Burada Ortega’nın kendini düşünmeme yoluyla, kendini düşürdüğü durumu da şöyle tanımlıyor:

“Düşünce insanoğlunun kendi kendisinin efendisi olması için tek yoldur.   Günümüz insanı giderek o efendiliği yitirmekte ve bizde sanki insanlık düzeyinin altında düşünüyormuş gibi bir izlenim bırakmakta.”

İtaatsizliğe giden yol; itiraz, isyan ve inkârdır. Ama şu çok açıktır ki, ne her itaatsizlik bir erdemdir, ne de her itaat bir boyun eğmedir.

Bizi bir otoriteye uymaya veya uymamaya yönelten gerekçeler eğer akla ve mantığa uyuyorsa ve insanlığın yüce değerleriyle ölçüşüyorsa ancak o zaman erdemli bir davranıştan söz edilir.

Bu gün devletin yönetimdekilerle ilgili bir itaat ve itaatsizlik konusu çok oluyorsa bu çok düşündürücü…

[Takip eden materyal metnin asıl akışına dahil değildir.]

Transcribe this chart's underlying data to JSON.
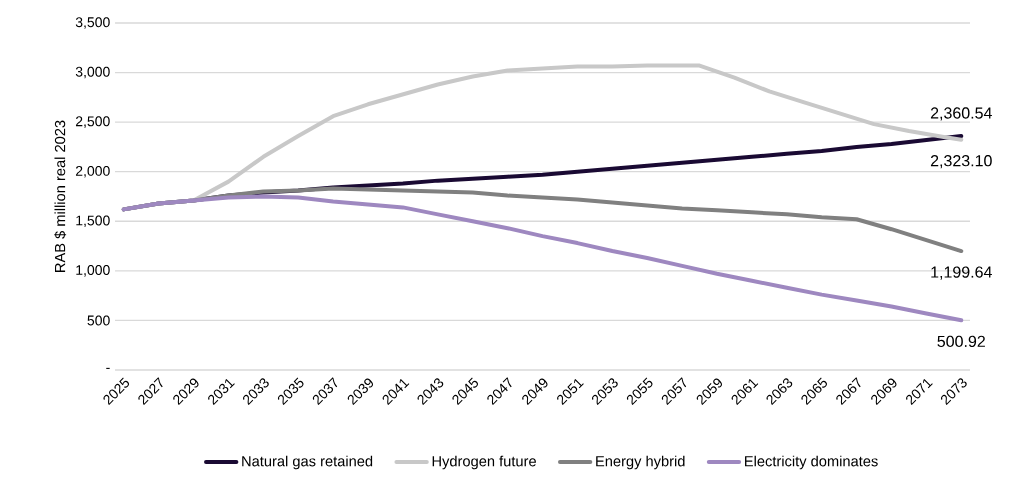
{
  "chart_data": {
    "type": "line",
    "ylabel": "RAB $ million real 2023",
    "xlim": [
      2024.5,
      2073.5
    ],
    "xticks": [
      2025,
      2027,
      2029,
      2031,
      2033,
      2035,
      2037,
      2039,
      2041,
      2043,
      2045,
      2047,
      2049,
      2051,
      2053,
      2055,
      2057,
      2059,
      2061,
      2063,
      2065,
      2067,
      2069,
      2071,
      2073
    ],
    "ylim": [
      0,
      3500
    ],
    "yticks": [
      {
        "value": 0,
        "label": "-"
      },
      500,
      {
        "value": 1000,
        "label": "1,000"
      },
      {
        "value": 1500,
        "label": "1,500"
      },
      {
        "value": 2000,
        "label": "2,000"
      },
      {
        "value": 2500,
        "label": "2,500"
      },
      {
        "value": 3000,
        "label": "3,000"
      },
      {
        "value": 3500,
        "label": "3,500"
      }
    ],
    "grid": "y",
    "legend": "bottom",
    "x": [
      2025,
      2027,
      2029,
      2031,
      2033,
      2035,
      2037,
      2039,
      2041,
      2043,
      2045,
      2047,
      2049,
      2051,
      2053,
      2055,
      2057,
      2059,
      2061,
      2063,
      2065,
      2067,
      2069,
      2071,
      2073
    ],
    "series": [
      {
        "name": "Natural gas retained",
        "color": "#1a0a33",
        "values": [
          1620,
          1680,
          1710,
          1760,
          1790,
          1810,
          1840,
          1860,
          1880,
          1910,
          1930,
          1950,
          1970,
          2000,
          2030,
          2060,
          2090,
          2120,
          2150,
          2180,
          2210,
          2250,
          2280,
          2320,
          2360.54
        ],
        "value_labels": [
          null,
          null,
          null,
          null,
          null,
          null,
          null,
          null,
          null,
          null,
          null,
          null,
          null,
          null,
          null,
          null,
          null,
          null,
          null,
          null,
          null,
          null,
          null,
          null,
          "2,360.54"
        ]
      },
      {
        "name": "Hydrogen future",
        "color": "#c8c8c8",
        "x": [
          2025,
          2027,
          2029,
          2031,
          2033,
          2035,
          2037,
          2039,
          2041,
          2043,
          2045,
          2047,
          2049,
          2051,
          2053,
          2055,
          2057,
          2058,
          2060,
          2062,
          2064,
          2066,
          2068,
          2070,
          2072,
          2073
        ],
        "values": [
          1620,
          1680,
          1710,
          1900,
          2150,
          2360,
          2560,
          2680,
          2780,
          2880,
          2960,
          3020,
          3040,
          3060,
          3060,
          3070,
          3070,
          3070,
          2950,
          2810,
          2700,
          2590,
          2480,
          2410,
          2350,
          2323.1
        ],
        "value_labels": [
          null,
          null,
          null,
          null,
          null,
          null,
          null,
          null,
          null,
          null,
          null,
          null,
          null,
          null,
          null,
          null,
          null,
          null,
          null,
          null,
          null,
          null,
          null,
          null,
          null,
          "2,323.10"
        ]
      },
      {
        "name": "Energy hybrid",
        "color": "#808080",
        "values": [
          1620,
          1680,
          1710,
          1760,
          1800,
          1810,
          1830,
          1820,
          1810,
          1800,
          1790,
          1760,
          1740,
          1720,
          1690,
          1660,
          1630,
          1610,
          1590,
          1570,
          1540,
          1520,
          1420,
          1310,
          1199.64
        ],
        "value_labels": [
          null,
          null,
          null,
          null,
          null,
          null,
          null,
          null,
          null,
          null,
          null,
          null,
          null,
          null,
          null,
          null,
          null,
          null,
          null,
          null,
          null,
          null,
          null,
          null,
          "1,199.64"
        ]
      },
      {
        "name": "Electricity dominates",
        "color": "#9e88c0",
        "values": [
          1620,
          1680,
          1710,
          1740,
          1750,
          1740,
          1700,
          1670,
          1640,
          1570,
          1500,
          1430,
          1350,
          1280,
          1200,
          1130,
          1050,
          970,
          900,
          830,
          760,
          700,
          640,
          570,
          500.92
        ],
        "value_labels": [
          null,
          null,
          null,
          null,
          null,
          null,
          null,
          null,
          null,
          null,
          null,
          null,
          null,
          null,
          null,
          null,
          null,
          null,
          null,
          null,
          null,
          null,
          null,
          null,
          "500.92"
        ]
      }
    ]
  }
}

Son söz şu olabilir. Kişinin kendi aklıyla kabul edip, gönlüyle kucakladıklarını düşünerek yapmalı. Sonradan ne itaatsizlik diye suçlamamalı, suçlanmamalı, ne de itaat beklememeli.

Şu seçim arifesinde kendi kendisinin efendisi olan bu milletin bunu idrak etmesi gerekir artık.